January 30, 2017
By Nikia Clarke, executive director of WTC San Diego and Peter Cowhey, interim executive vice chancellor for Academic Affairs at UC San Diego
During his first week in office President Trump made many bold moves, including an executive order to withdraw from the Trans-Pacific Partnership (TPP)
, a call to renegotiate NAFTA, and a threat to impose a 20 percent border tax on Mexican imports to the United States following a very public spat with Mexican President Enrique Peña Nieto.
Trade matters for economies, big and small. For a border city on the edge of the Pacific, decisions on trade policy in Washington have outsized impacts on jobs, growth and opportunities for San Diegans.
Take TPP — an international trade deal originally negotiated between the U.S. and 11 other countries, covering 40 percent of global GDP.
Right now, the status quo makes it more expensive for U.S. companies to export to other countries than it is for foreign companies to sell goods and services here. TPP sought to level the playing field, especially for the small and midsize companies that make up more than 95 percent of San Diego’s business ecosystem.
It also was the first trade deal to write the rule book for the economy of the future. It protected the intellectual property of American innovators, which matters when you live in the third most patent-intensive region in the world.
Scientific research and development, the heartbeat of our world-renowned life sciences ecosystem and an industry dependent on patents, is five times more concentrated here than in the U.S. as a whole.
TPP eased restrictions on the movement of data and services across borders, which is important when you have a globally competitive cybersecurity cluster and revolutionary big data and genomics industries.
In San Diego, innovation is our livelihood, and TPP would have been a game changer for all those San Diego companies that export their knowledge across the globe.
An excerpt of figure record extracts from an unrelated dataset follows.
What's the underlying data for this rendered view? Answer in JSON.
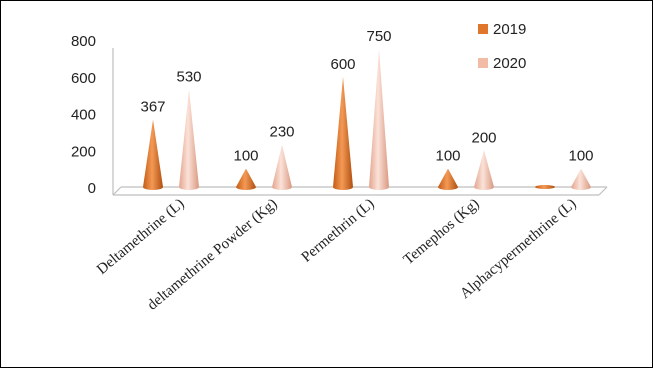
{
  "chart_data": {
    "type": "bar",
    "shape": "cone",
    "categories": [
      "Deltamethrine (L)",
      "deltamethrine Powder (Kg)",
      "Permethrin (L)",
      "Temephos (Kg)",
      "Alphacypermethrine (L)"
    ],
    "series": [
      {
        "name": "2019",
        "values": [
          367,
          100,
          600,
          100,
          0
        ],
        "labels": [
          "367",
          "100",
          "600",
          "100",
          ""
        ],
        "color": "#E0762C"
      },
      {
        "name": "2020",
        "values": [
          530,
          230,
          750,
          200,
          100
        ],
        "labels": [
          "530",
          "230",
          "750",
          "200",
          "100"
        ],
        "color": "#F2BBA6"
      }
    ],
    "ylim": [
      0,
      800
    ],
    "yticks": [
      "0",
      "200",
      "400",
      "600",
      "800"
    ],
    "legend_position": "top-right",
    "grid": false
  }
}
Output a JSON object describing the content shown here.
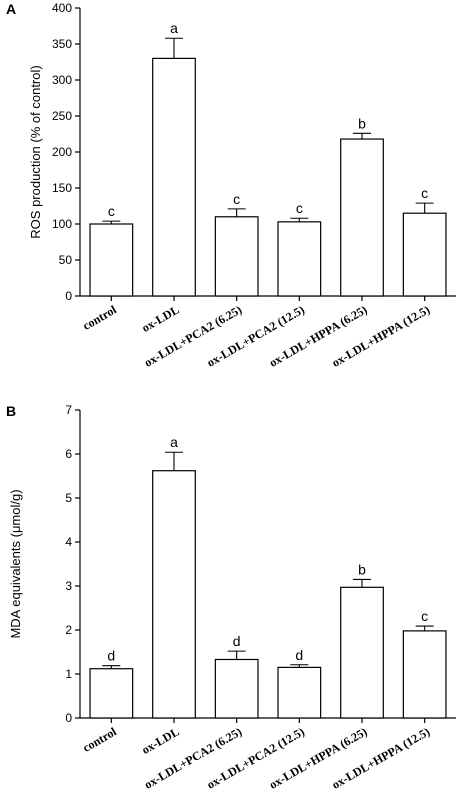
{
  "chart_data": [
    {
      "panel": "A",
      "type": "bar",
      "categories": [
        "control",
        "ox-LDL",
        "ox-LDL+PCA2 (6.25)",
        "ox-LDL+PCA2 (12.5)",
        "ox-LDL+HPPA (6.25)",
        "ox-LDL+HPPA (12.5)"
      ],
      "values": [
        100,
        330,
        110,
        103,
        218,
        115
      ],
      "errors": [
        4,
        28,
        11,
        5,
        8,
        14
      ],
      "significance": [
        "c",
        "a",
        "c",
        "c",
        "b",
        "c"
      ],
      "ylabel": "ROS production (% of control)",
      "ylim": [
        0,
        400
      ],
      "yticks": [
        0,
        50,
        100,
        150,
        200,
        250,
        300,
        350,
        400
      ]
    },
    {
      "panel": "B",
      "type": "bar",
      "categories": [
        "control",
        "ox-LDL",
        "ox-LDL+PCA2 (6.25)",
        "ox-LDL+PCA2 (12.5)",
        "ox-LDL+HPPA (6.25)",
        "ox-LDL+HPPA (12.5)"
      ],
      "values": [
        1.12,
        5.62,
        1.33,
        1.15,
        2.97,
        1.98
      ],
      "errors": [
        0.07,
        0.42,
        0.19,
        0.06,
        0.18,
        0.11
      ],
      "significance": [
        "d",
        "a",
        "d",
        "d",
        "b",
        "c"
      ],
      "ylabel": "MDA equivalents (μmol/g)",
      "ylim": [
        0,
        7
      ],
      "yticks": [
        0,
        1,
        2,
        3,
        4,
        5,
        6,
        7
      ]
    }
  ]
}
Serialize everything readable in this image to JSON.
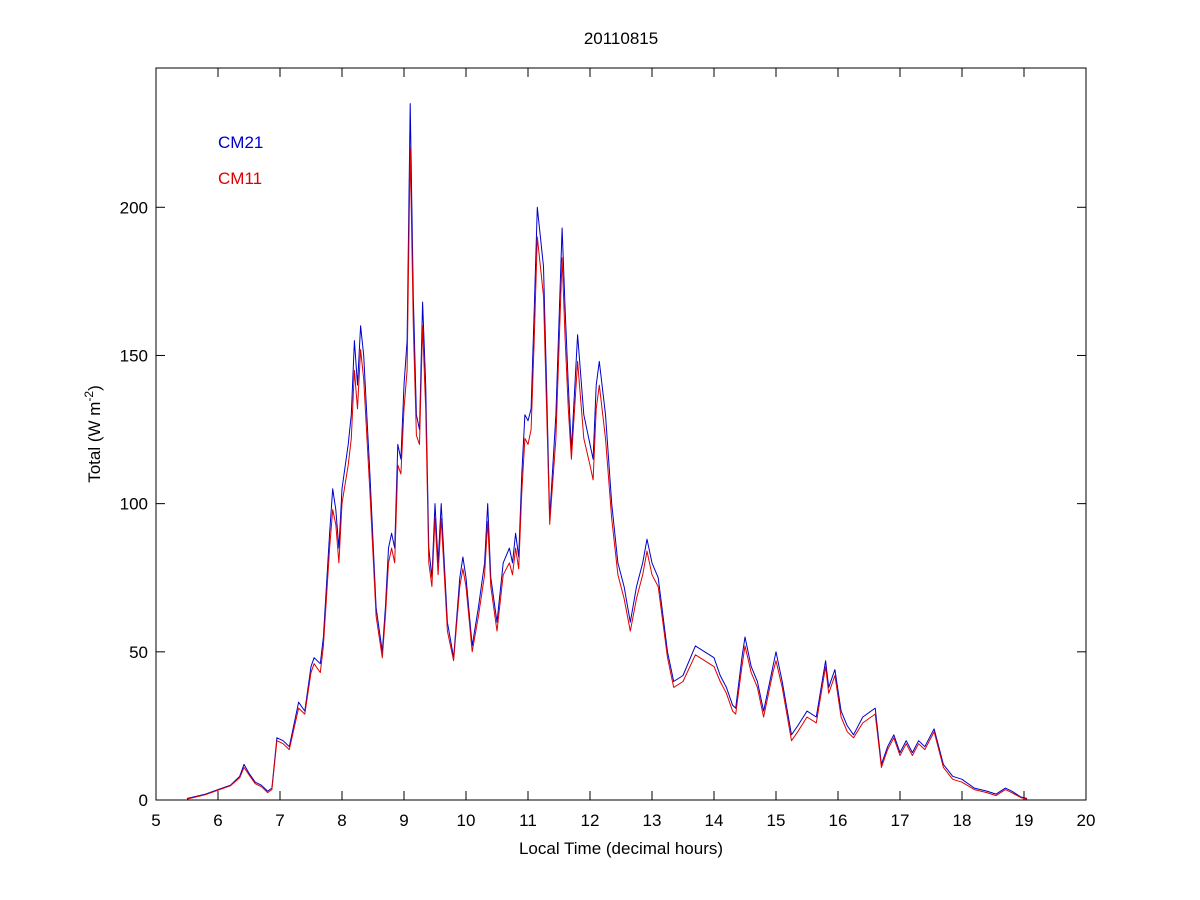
{
  "chart_data": {
    "type": "line",
    "title": "20110815",
    "xlabel": "Local Time (decimal hours)",
    "ylabel": {
      "text": "Total (W m",
      "superscript": "-2",
      "suffix": ")"
    },
    "xlim": [
      5,
      20
    ],
    "ylim": [
      0,
      247
    ],
    "xticks": [
      5,
      6,
      7,
      8,
      9,
      10,
      11,
      12,
      13,
      14,
      15,
      16,
      17,
      18,
      19,
      20
    ],
    "yticks": [
      0,
      50,
      100,
      150,
      200
    ],
    "legend": "upper left",
    "x": [
      5.5,
      5.8,
      6.0,
      6.2,
      6.35,
      6.42,
      6.5,
      6.6,
      6.7,
      6.8,
      6.87,
      6.95,
      7.05,
      7.15,
      7.3,
      7.4,
      7.5,
      7.55,
      7.65,
      7.7,
      7.8,
      7.85,
      7.9,
      7.95,
      8.0,
      8.1,
      8.15,
      8.2,
      8.25,
      8.3,
      8.35,
      8.45,
      8.55,
      8.65,
      8.7,
      8.75,
      8.8,
      8.85,
      8.9,
      8.95,
      9.0,
      9.05,
      9.1,
      9.15,
      9.2,
      9.25,
      9.3,
      9.35,
      9.4,
      9.45,
      9.5,
      9.55,
      9.6,
      9.65,
      9.7,
      9.8,
      9.9,
      9.95,
      10.0,
      10.1,
      10.2,
      10.3,
      10.35,
      10.4,
      10.5,
      10.6,
      10.7,
      10.75,
      10.8,
      10.85,
      10.9,
      10.95,
      11.0,
      11.05,
      11.1,
      11.15,
      11.25,
      11.3,
      11.35,
      11.45,
      11.55,
      11.6,
      11.65,
      11.7,
      11.8,
      11.9,
      12.0,
      12.05,
      12.1,
      12.15,
      12.25,
      12.35,
      12.45,
      12.55,
      12.65,
      12.75,
      12.85,
      12.92,
      13.0,
      13.1,
      13.25,
      13.35,
      13.5,
      13.7,
      13.85,
      14.0,
      14.1,
      14.2,
      14.3,
      14.35,
      14.45,
      14.5,
      14.6,
      14.7,
      14.8,
      14.95,
      15.0,
      15.1,
      15.25,
      15.35,
      15.5,
      15.65,
      15.8,
      15.85,
      15.95,
      16.05,
      16.15,
      16.25,
      16.4,
      16.6,
      16.7,
      16.8,
      16.9,
      17.0,
      17.1,
      17.2,
      17.3,
      17.4,
      17.55,
      17.7,
      17.85,
      18.0,
      18.2,
      18.4,
      18.55,
      18.7,
      18.8,
      18.95,
      19.05
    ],
    "series": [
      {
        "name": "CM21",
        "color": "#0000cc",
        "values": [
          0.5,
          2,
          3.5,
          5,
          8,
          12,
          9,
          6,
          5,
          3,
          4,
          21,
          20,
          18,
          33,
          30,
          45,
          48,
          46,
          55,
          90,
          105,
          98,
          85,
          105,
          120,
          130,
          155,
          140,
          160,
          150,
          110,
          65,
          50,
          65,
          85,
          90,
          85,
          120,
          115,
          140,
          155,
          235,
          170,
          130,
          125,
          168,
          140,
          85,
          75,
          100,
          80,
          100,
          80,
          60,
          48,
          75,
          82,
          75,
          52,
          65,
          80,
          100,
          75,
          60,
          80,
          85,
          80,
          90,
          82,
          110,
          130,
          128,
          132,
          165,
          200,
          180,
          140,
          95,
          130,
          193,
          165,
          140,
          118,
          157,
          130,
          120,
          115,
          140,
          148,
          130,
          100,
          80,
          72,
          60,
          72,
          80,
          88,
          80,
          75,
          50,
          40,
          42,
          52,
          50,
          48,
          42,
          38,
          32,
          31,
          48,
          55,
          45,
          40,
          30,
          45,
          50,
          40,
          22,
          25,
          30,
          28,
          47,
          38,
          44,
          30,
          25,
          22,
          28,
          31,
          12,
          18,
          22,
          16,
          20,
          16,
          20,
          18,
          24,
          12,
          8,
          7,
          4,
          3,
          2,
          4,
          3,
          1,
          0.5
        ]
      },
      {
        "name": "CM11",
        "color": "#dd0000",
        "values": [
          0.3,
          1.8,
          3.3,
          4.8,
          7.5,
          11,
          8.5,
          5.5,
          4.5,
          2.5,
          3.5,
          20,
          19,
          17,
          31,
          29,
          43,
          46,
          43,
          52,
          85,
          98,
          93,
          80,
          100,
          113,
          122,
          145,
          132,
          152,
          142,
          104,
          62,
          48,
          62,
          80,
          85,
          80,
          113,
          110,
          132,
          145,
          220,
          160,
          123,
          120,
          160,
          132,
          80,
          72,
          95,
          76,
          95,
          76,
          57,
          47,
          72,
          78,
          72,
          50,
          62,
          76,
          94,
          72,
          57,
          76,
          80,
          76,
          85,
          78,
          104,
          122,
          120,
          125,
          155,
          190,
          170,
          132,
          93,
          122,
          183,
          155,
          132,
          115,
          148,
          122,
          113,
          108,
          132,
          140,
          122,
          95,
          76,
          68,
          57,
          68,
          76,
          84,
          76,
          72,
          48,
          38,
          40,
          49,
          47,
          45,
          40,
          36,
          30,
          29,
          45,
          52,
          43,
          38,
          28,
          43,
          47,
          38,
          20,
          23,
          28,
          26,
          45,
          36,
          42,
          28,
          23,
          21,
          26,
          29,
          11,
          17,
          21,
          15,
          19,
          15,
          19,
          17,
          23,
          11,
          7,
          6,
          3.5,
          2.5,
          1.5,
          3.5,
          2.5,
          0.8,
          0.3
        ]
      }
    ]
  }
}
Killing TPP effectively cedes leadership on trade rules and norms to China, an outcome that is unlikely to be advantageous for U.S. companies and consumers.
And don’t forget that 97 percent of our goods exports — primarily high-value manufactured goods worth over $22 billion — are already sold in TPP markets, employing over 120,000 San Diegans. Most of those goods are exported to Mexico, sometimes crossing the border several times before they are fully assembled. This means that 40 percent of the content of imports from Mexico — the ones subject to a potential 20 percent tax — is American-made.
As we pivot from what could have been with TPP and look to NAFTA renegotiation, to building a wall, to a looming trade conflict with China, we should remember that trade has always been an American reality.
Here in San Diego, we marvel at the transformation over the past 50 years from a sleepy Navy town to a global city that develops life-changing technologies. We didn’t get here by building walls, and we won’t get ahead that way either.
For more more on TPP and San Diego, see WTCSD's economic impact report.
August 5, 2016
This week, U.S. Secretary of Commerce Penny Pritzker and Qualcomm CEO Steve Mollenkopf joined a panel of local business leaders from Solar Turbines, Solatube and Northrop Grumman to unveil UC San Diego School of Global Policy and Strategy’s new study on the importance of the Trans-Pacific Partnership (TPP) to the nation and San Diego. The summary, “San Diego and the Trans-Pacific Partnership,” produced by World Trade Center San Diego, explains how San Diego’s unique economic assets position the region to realize relatively greater benefits from TPP than the U.S. as a whole.
TPP, an international trade deal negotiated by the Obama administration and 11 other Pacific Rim countries, seeks to lower trade barriers for exporters and increase intellectual property protections for multinational companies.
San Diego’s prime location on the edge of the Pacific Rim, as well its specialization in advanced manufacturing and other key industries tied to the innovation economy – including scientific R&D, engineering, software and cybersecurity – position the region to benefit disproportionately from TPP.
Key findings include:
When compared to other TPP member countries, the U.S. has one of the least restrictive markets – it is easier for foreign markets to export to the U.S. than it is for U.S. companies to send their products abroad.
More than 97 percent of San Diego’s exports – primarily high-value advanced manufacturing products – are sold in TPP markets and are collectively worth $22 billion.
Enhanced IP protections would benefit San Diego’s innovation economy; San Diego is the third most patent intensive region in the world and five times more specialized in scientific R&D than the nation as a whole.
Increased export growth could produce real rising wages for 150,000 high-wage jobs in the region’s manufacturing and innovation sectors.
San Diego’s service-providing sector – generally non-traded industries accounting for 87 percent of total employment – is largely insulated from foreign competition.